The Mandelbrot set is interesting because the location of a complex number $c$ in the Mandelbrot set yields information about the dynamics of the function $f_c$ and about the geometry of the Julia set $J_c$. This is due to the strong influence of the critical orbit (i.e. the orbit of the critical point zero). Generally, the orbits of of arbitrary points have no such overwhelming influence, so there's really no reason to think the sets $M_a$ to be particularly interesting.
Nonetheless, we might expect some superficial relationships. Here are some hasty claims - hasty in the sense that I've only given these a few minutes of thought.
Similarities
- Like $M$, the set $M_a$ is bounded by $\max(2,|a|)$ for every $a\in\mathbb C$.
- Should follow from the quadratic escape criterium.
- Like $M$, the set $M_a$ is closed for every $a\in\mathbb C$.
- By continuity of $f_c^n$, the complement of $M_a$ should be open.
- Like $M$, the set $M_a$ is non-empty for every $a\in\mathbb C$.
- I'm thinking that $a-a^2\in M_a$ since, for $c=a-a^2$, we get $$f_c(a) = a^2 + a - a^2 = a.$$ That is, $a$ is a fixed point of $f_c$ so its orbit is certainly bounded.
A difference
- Unlike $M$, the set $M_a$ need not be connected.
- This is just a matter of experimentation.
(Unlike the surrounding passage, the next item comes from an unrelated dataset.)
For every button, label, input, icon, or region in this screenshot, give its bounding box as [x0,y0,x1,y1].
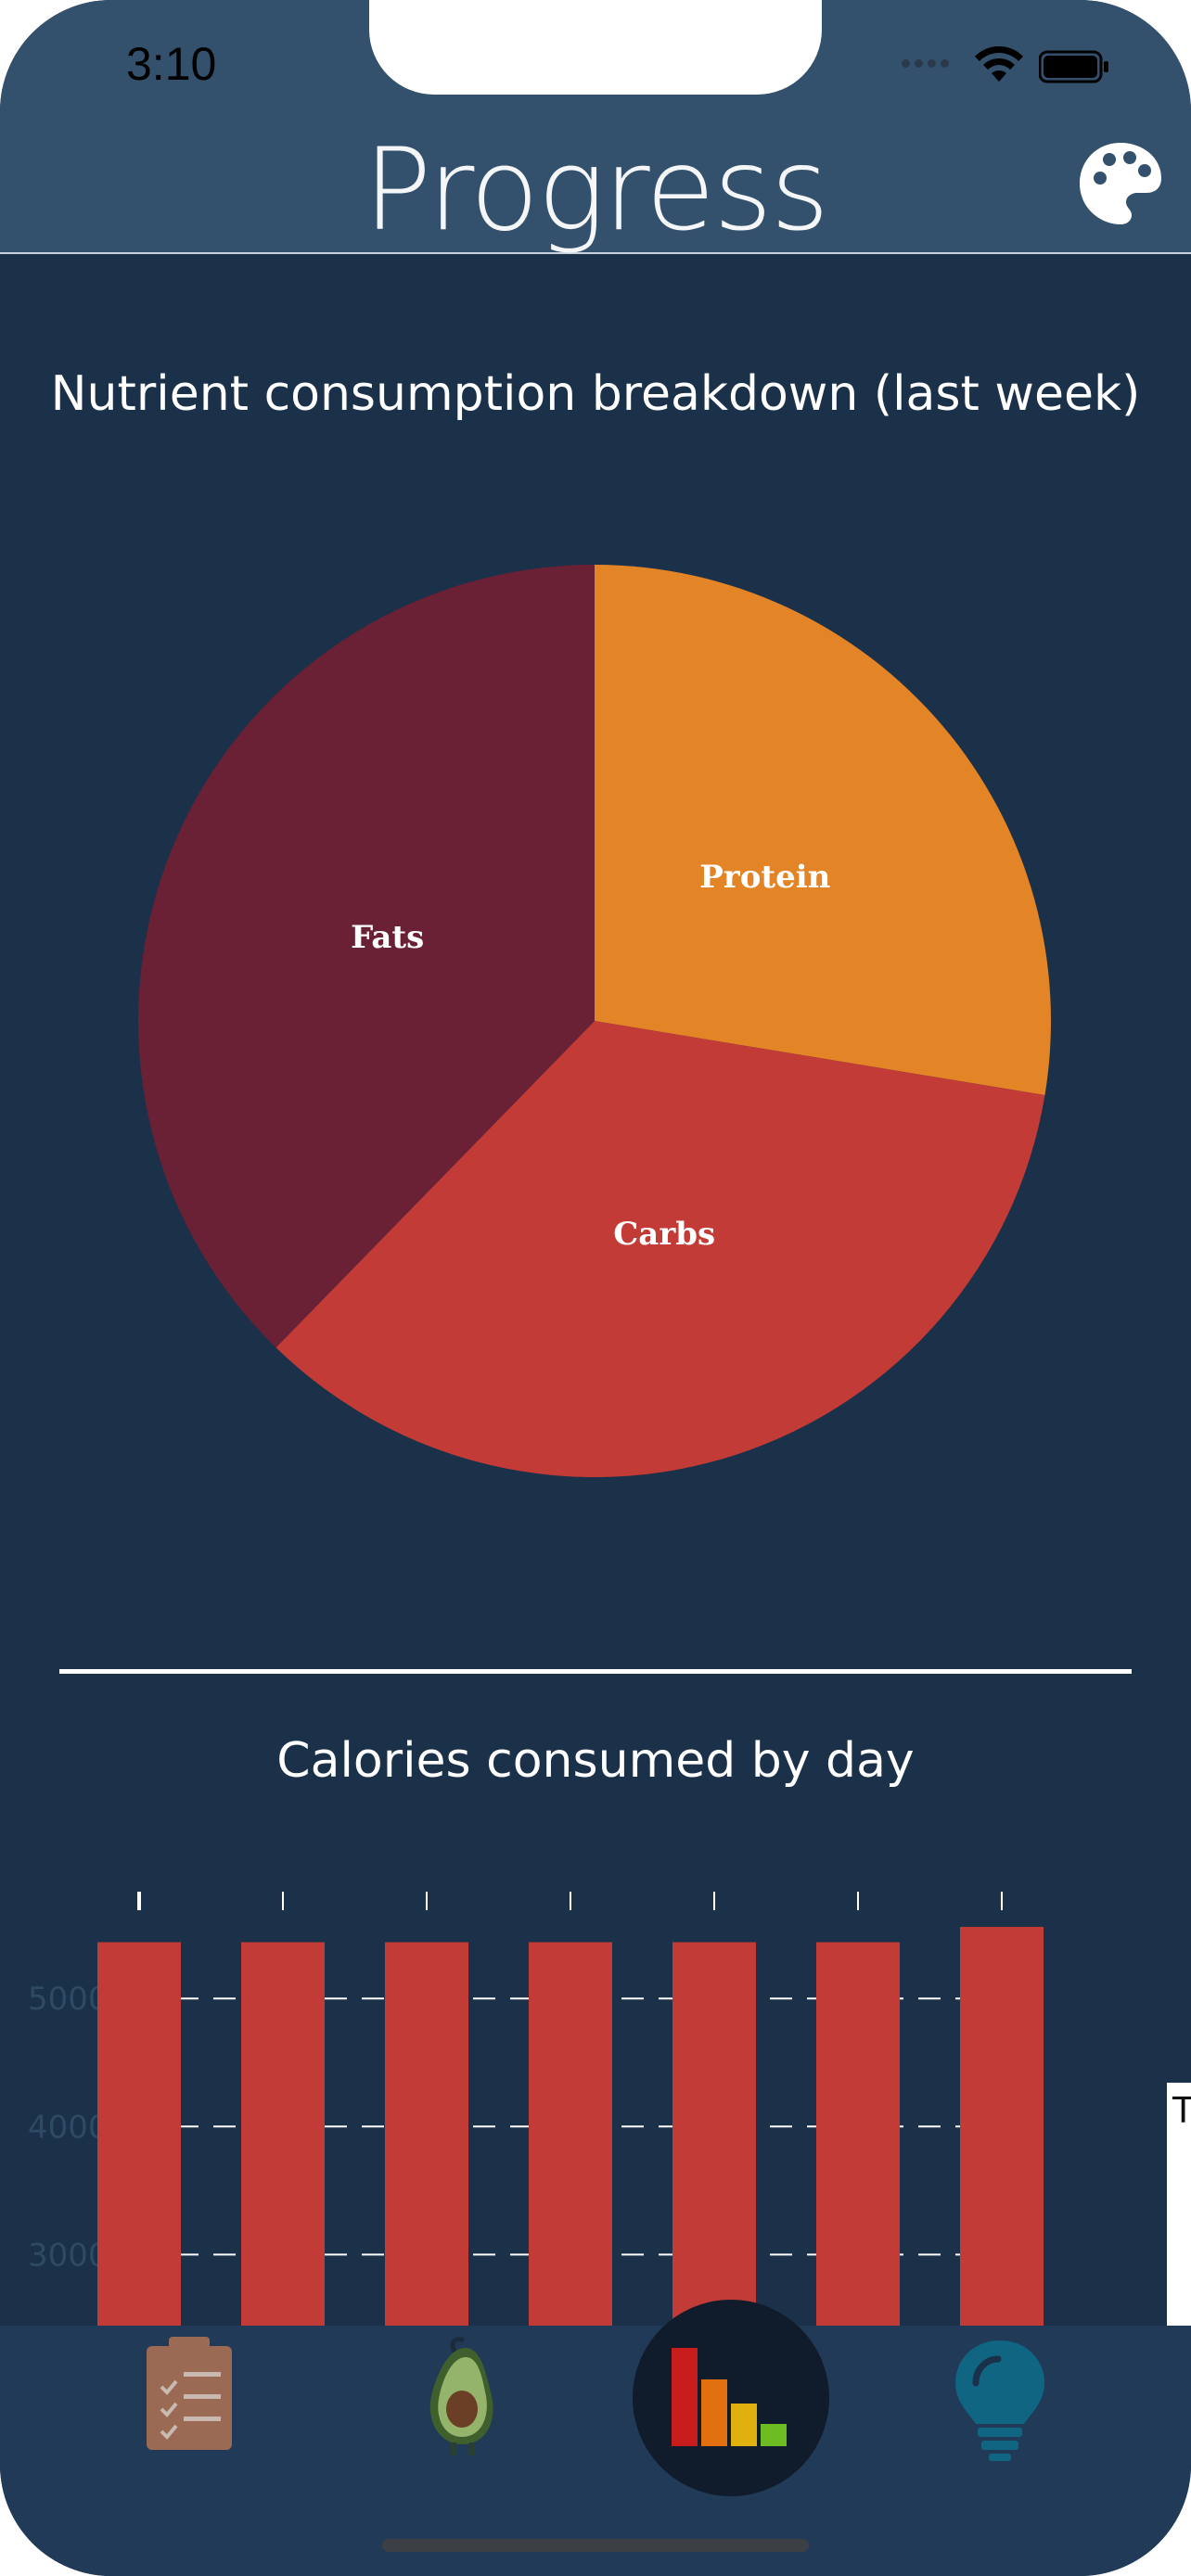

The set $M_1$, for example, is shown below.
Note that this image suggests a gap on the real axis around $c=-2.5$. Indeed, if you compute the orbit of $z=1$ under the iteration of $f_c(z)=z^2-2.5$, you'll find that the it diverges to $\infty$. If, however, you compute the orbit of $z=1$ under the iteration of $f_c(z)=z^2-3$, you'll find that it is just the bounded two cycle $1\to-2\to1$. Of course, the orbit of $1$ is fixed under $f_c(z)=z^2$. This suggests that the gap is genuine.